Since entry into the door points to entry into the kingdom of God (or salvation), what would a shut door point to?

We will look at that a little later, but right now in Genesis 19 we see that as the men pressed sore upon Lot, they came near to break the “door.” Again, we can see the force they were using to enter the house, and this would identify with trying to “force” salvation or taking salvation upon themselves: “We do not need God to open the door. Even if God shuts the door, we will force our way in. We will ‘know’ God and experience eternal life by our own works of accepting Him and walking down the aisle to be baptized or by whatever way we determine. We will bring ourselves into the kingdom of God. We do not need God to save us. We do not need God to do all the work when it comes to entering heaven – we will do the work.”

Spiritually, this is what was behind the action of the men of Sodom and, yet, it accomplished nothing except to almost break the “door.” In other words, if man could possibly break their way through the “door” to the kingdom of heaven, which is Christ, they would. If man could distort, pervert or do harm to the Word, they would. And they certainly have done that, have they not? The publishers of Bibles have done that by distorting the true and faithful Word of God in the Hebrew and Greek. They have Bibles for women, Bibles for gays and Bibles for teens. There are Bibles for the “modern” reader and they change the words, left and right, and it does not matter if it matches to the original text. That is insignificant to them. They change the true teachings of the Word of God in doctrine, after doctrine.

It is so bad that if it were possible for man to do damage to the only way into heaven, he would have done so and ruined the entrance to heaven for everyone, even for the God’s elect.
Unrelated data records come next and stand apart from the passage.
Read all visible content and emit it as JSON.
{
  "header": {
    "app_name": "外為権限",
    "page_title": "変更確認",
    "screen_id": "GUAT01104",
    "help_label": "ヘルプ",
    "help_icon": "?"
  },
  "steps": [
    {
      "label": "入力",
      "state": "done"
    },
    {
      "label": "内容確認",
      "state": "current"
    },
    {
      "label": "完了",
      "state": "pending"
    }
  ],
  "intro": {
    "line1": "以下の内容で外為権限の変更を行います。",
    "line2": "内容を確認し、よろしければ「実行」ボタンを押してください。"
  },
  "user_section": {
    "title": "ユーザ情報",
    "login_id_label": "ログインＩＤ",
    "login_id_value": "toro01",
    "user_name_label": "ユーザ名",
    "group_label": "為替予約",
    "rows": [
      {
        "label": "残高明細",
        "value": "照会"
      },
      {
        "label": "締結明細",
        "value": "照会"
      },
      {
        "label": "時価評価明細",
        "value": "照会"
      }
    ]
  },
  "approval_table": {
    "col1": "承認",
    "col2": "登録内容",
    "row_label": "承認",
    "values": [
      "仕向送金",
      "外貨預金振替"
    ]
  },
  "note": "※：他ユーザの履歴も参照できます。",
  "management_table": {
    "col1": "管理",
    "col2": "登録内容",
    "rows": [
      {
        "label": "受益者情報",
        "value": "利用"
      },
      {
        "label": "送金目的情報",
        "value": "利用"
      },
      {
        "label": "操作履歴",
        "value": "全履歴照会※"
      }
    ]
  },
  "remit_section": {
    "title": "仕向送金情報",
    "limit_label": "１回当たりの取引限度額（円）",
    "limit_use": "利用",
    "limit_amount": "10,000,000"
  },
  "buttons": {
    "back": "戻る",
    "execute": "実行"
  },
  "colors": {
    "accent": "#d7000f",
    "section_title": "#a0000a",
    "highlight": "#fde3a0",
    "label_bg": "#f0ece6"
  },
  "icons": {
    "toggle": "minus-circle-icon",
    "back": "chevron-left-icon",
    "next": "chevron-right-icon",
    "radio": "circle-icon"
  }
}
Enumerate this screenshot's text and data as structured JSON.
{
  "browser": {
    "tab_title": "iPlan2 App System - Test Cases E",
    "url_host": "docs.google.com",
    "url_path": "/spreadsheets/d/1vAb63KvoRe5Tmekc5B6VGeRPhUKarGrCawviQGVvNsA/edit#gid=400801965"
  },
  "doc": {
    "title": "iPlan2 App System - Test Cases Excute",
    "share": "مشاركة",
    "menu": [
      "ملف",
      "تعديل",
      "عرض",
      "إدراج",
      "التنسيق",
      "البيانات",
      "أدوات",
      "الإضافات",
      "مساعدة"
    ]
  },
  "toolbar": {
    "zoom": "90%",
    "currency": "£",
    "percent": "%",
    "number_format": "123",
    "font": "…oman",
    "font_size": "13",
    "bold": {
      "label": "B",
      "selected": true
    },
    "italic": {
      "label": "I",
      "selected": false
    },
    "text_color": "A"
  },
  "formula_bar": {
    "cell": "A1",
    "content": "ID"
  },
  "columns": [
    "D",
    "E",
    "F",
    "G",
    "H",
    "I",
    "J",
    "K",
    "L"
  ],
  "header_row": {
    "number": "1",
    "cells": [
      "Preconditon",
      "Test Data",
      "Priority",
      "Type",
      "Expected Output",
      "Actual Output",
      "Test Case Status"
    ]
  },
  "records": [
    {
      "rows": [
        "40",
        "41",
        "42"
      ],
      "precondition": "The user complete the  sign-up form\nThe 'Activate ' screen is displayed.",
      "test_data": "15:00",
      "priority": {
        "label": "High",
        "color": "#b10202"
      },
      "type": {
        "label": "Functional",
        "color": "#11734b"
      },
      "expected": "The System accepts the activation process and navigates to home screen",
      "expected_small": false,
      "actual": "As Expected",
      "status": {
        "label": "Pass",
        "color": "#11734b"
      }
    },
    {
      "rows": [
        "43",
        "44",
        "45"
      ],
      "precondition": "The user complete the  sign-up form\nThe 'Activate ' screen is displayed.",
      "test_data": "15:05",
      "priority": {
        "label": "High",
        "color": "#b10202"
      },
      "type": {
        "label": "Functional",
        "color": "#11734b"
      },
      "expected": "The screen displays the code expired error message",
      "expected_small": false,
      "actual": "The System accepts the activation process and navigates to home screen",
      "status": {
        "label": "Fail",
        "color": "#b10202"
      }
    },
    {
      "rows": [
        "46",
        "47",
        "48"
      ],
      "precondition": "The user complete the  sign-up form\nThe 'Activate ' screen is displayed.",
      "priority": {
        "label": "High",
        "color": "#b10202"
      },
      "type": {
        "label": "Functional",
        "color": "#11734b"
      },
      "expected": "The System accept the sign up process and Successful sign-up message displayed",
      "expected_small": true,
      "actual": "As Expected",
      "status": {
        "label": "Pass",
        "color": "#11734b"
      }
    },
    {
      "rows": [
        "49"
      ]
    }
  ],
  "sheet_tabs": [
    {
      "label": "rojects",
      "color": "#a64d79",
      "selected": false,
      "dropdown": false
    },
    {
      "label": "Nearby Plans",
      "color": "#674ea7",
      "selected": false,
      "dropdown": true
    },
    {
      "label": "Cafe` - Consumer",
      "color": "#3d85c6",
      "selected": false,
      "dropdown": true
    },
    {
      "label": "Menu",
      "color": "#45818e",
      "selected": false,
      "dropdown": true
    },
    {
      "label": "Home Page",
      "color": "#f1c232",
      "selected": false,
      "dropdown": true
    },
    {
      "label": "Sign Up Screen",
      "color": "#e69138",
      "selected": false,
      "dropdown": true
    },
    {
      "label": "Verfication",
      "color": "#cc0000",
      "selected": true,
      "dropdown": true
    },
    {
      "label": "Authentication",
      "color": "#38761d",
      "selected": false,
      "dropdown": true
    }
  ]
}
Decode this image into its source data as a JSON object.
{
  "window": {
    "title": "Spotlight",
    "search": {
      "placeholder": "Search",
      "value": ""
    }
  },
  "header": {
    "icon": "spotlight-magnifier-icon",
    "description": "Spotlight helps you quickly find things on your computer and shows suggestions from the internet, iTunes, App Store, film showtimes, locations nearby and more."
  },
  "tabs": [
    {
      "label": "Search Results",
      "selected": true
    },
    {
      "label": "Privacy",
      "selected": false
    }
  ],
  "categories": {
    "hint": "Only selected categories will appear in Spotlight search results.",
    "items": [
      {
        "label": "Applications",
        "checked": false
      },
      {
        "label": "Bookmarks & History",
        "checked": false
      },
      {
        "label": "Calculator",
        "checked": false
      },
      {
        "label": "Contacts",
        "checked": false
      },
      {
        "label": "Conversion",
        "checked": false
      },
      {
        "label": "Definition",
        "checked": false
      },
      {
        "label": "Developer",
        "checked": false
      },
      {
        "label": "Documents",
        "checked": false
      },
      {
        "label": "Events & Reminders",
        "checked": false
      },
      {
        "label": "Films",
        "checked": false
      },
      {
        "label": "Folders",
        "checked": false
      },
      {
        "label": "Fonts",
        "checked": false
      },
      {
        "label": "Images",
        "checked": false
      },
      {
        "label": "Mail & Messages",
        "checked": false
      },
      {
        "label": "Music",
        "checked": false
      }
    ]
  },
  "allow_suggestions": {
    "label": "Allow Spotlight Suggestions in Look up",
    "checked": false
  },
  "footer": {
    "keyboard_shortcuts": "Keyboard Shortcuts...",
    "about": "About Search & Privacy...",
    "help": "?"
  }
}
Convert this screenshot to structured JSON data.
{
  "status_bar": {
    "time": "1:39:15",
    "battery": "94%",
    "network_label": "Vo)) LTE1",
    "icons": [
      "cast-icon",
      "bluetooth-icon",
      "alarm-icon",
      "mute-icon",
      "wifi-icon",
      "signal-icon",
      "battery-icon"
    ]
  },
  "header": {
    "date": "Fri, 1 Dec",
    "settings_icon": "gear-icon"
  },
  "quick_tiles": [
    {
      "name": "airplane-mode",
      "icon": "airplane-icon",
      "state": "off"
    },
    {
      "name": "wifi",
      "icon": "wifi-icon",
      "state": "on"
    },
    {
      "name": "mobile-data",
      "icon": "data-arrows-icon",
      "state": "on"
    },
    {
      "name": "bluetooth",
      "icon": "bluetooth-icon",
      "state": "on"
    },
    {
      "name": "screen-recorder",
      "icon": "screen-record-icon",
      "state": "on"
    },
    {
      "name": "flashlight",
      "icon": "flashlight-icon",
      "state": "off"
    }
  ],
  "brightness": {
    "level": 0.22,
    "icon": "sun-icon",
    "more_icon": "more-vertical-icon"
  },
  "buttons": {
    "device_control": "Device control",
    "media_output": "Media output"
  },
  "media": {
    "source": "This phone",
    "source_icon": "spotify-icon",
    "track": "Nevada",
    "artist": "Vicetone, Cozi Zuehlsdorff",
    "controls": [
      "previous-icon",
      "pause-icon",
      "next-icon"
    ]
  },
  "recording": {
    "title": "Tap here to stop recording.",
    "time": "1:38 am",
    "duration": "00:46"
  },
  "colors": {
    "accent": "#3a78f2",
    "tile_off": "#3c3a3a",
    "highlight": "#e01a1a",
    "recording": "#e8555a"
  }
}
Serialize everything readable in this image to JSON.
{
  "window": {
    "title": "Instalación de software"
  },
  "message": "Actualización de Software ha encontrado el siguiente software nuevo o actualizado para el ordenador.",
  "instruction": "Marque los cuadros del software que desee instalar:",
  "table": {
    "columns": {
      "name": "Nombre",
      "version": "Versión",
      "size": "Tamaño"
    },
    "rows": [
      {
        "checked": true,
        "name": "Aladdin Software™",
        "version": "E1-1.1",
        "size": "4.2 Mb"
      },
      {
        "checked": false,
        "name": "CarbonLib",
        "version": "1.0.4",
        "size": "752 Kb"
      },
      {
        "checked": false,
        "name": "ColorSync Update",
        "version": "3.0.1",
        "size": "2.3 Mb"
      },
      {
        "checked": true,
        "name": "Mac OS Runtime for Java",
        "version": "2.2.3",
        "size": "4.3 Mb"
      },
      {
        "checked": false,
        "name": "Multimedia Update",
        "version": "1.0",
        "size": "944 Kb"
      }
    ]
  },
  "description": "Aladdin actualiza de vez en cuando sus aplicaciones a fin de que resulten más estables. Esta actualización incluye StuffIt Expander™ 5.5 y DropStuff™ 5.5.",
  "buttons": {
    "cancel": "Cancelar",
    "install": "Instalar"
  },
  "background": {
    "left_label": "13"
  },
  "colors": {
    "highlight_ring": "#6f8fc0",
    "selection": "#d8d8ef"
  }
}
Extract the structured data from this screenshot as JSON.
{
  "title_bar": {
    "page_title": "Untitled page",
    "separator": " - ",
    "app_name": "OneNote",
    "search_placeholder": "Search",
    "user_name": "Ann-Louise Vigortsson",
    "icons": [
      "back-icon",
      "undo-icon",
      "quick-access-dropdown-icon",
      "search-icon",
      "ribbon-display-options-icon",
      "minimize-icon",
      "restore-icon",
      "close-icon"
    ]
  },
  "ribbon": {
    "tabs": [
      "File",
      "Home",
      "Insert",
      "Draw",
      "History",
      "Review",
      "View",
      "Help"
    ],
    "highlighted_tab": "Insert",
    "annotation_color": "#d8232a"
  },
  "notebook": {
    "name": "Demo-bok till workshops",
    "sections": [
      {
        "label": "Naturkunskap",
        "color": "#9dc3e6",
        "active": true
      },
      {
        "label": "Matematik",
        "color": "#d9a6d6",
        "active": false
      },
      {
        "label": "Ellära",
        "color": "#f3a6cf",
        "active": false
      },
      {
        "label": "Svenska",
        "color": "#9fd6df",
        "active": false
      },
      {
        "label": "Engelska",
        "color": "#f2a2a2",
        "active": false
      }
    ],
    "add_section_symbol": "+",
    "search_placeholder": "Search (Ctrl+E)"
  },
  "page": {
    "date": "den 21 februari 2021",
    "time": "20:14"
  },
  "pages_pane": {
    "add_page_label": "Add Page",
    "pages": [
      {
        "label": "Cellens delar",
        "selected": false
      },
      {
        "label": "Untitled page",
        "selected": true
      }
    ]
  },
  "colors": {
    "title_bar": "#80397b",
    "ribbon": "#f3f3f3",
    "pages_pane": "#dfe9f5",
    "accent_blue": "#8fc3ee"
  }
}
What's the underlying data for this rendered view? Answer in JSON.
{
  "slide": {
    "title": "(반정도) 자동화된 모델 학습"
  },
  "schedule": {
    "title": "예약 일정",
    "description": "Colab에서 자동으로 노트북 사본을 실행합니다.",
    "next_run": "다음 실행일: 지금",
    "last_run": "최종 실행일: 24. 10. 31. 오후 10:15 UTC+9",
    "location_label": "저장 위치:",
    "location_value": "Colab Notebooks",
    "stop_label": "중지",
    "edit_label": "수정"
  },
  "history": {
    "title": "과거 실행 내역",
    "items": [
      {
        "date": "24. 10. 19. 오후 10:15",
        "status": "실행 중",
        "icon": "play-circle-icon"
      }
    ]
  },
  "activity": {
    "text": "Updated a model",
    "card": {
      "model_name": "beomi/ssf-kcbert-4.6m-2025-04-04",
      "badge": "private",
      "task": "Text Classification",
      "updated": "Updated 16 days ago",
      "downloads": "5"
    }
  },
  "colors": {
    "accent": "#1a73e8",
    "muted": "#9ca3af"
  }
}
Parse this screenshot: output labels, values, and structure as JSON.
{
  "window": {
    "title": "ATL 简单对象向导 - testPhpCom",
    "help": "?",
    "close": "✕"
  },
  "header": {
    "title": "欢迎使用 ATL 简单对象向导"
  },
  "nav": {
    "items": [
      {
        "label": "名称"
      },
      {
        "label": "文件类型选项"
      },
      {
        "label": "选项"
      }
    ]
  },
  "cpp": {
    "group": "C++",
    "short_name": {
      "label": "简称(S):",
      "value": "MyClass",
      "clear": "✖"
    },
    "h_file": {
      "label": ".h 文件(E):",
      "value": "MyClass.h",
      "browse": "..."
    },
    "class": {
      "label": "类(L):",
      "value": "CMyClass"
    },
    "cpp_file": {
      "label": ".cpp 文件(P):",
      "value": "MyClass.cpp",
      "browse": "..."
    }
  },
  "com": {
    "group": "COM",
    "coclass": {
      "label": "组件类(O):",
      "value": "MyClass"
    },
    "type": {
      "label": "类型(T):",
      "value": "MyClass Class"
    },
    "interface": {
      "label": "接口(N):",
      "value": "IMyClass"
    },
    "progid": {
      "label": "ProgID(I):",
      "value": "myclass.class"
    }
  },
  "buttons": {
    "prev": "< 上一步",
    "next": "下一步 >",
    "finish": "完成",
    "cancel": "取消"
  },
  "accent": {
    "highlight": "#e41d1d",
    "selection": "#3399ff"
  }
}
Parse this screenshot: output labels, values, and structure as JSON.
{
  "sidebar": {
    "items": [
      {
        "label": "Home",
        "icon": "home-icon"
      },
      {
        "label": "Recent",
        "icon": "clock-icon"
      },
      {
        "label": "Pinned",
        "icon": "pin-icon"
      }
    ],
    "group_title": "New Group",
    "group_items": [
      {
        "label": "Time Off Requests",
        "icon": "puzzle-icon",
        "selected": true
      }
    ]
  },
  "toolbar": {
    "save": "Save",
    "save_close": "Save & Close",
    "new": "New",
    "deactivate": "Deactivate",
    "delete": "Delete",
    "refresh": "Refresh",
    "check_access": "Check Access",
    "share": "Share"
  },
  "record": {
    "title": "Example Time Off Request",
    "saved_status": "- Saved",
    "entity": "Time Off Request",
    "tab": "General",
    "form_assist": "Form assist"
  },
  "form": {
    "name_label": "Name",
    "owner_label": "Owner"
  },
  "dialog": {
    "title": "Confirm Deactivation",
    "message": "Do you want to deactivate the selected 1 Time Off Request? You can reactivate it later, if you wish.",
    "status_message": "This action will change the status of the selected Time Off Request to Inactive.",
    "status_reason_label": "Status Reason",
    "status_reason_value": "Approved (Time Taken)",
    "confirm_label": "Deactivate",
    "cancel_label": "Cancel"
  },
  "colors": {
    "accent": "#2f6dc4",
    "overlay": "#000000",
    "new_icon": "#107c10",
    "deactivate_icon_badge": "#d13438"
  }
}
Mankind can come “near to break the door,” as it says in Genesis 19:9: “And they pressed sore upon the man, even Lot, and came near to break the door.” And we certainly see that man is ruining the Word of God to the point of no return and, yet, God is in control of that “door” and its openings and closings. God is the one who was in control in bringing in those He determined to bring in and keeping out those He determined to keep out. Man cannot resist the will of God on that point, so God had the final say, despite man’s insistence to the contrary.

Then the next verse refers to the “two messengers,” who were God, as it goes on to say in Genesis 19:10:

But the men put forth their hand…

Notice how it spoke of men (plural), but hand was singular. Should it not say that the men put forth their hands? No – because it is one God or “El-o-heem,” which is the plural name for God. God is one God who reveals Himself as three Persons. Again, it says in Genesis 19:10:

But the men put forth their hand, and pulled Lot into the house to them, and shut to the door.

God shut the door.

We do not have time in this study to go over the ramifications and the terrible significance of that statement. But, Lord willing, when we get together in our next Bible study we will pick up with God shutting the door. And we will see that this is God’s sovereign right. He is King of kings and Lord of lords and He makes the decrees regarding His salvation program and the opening and shutting of the door of heaven.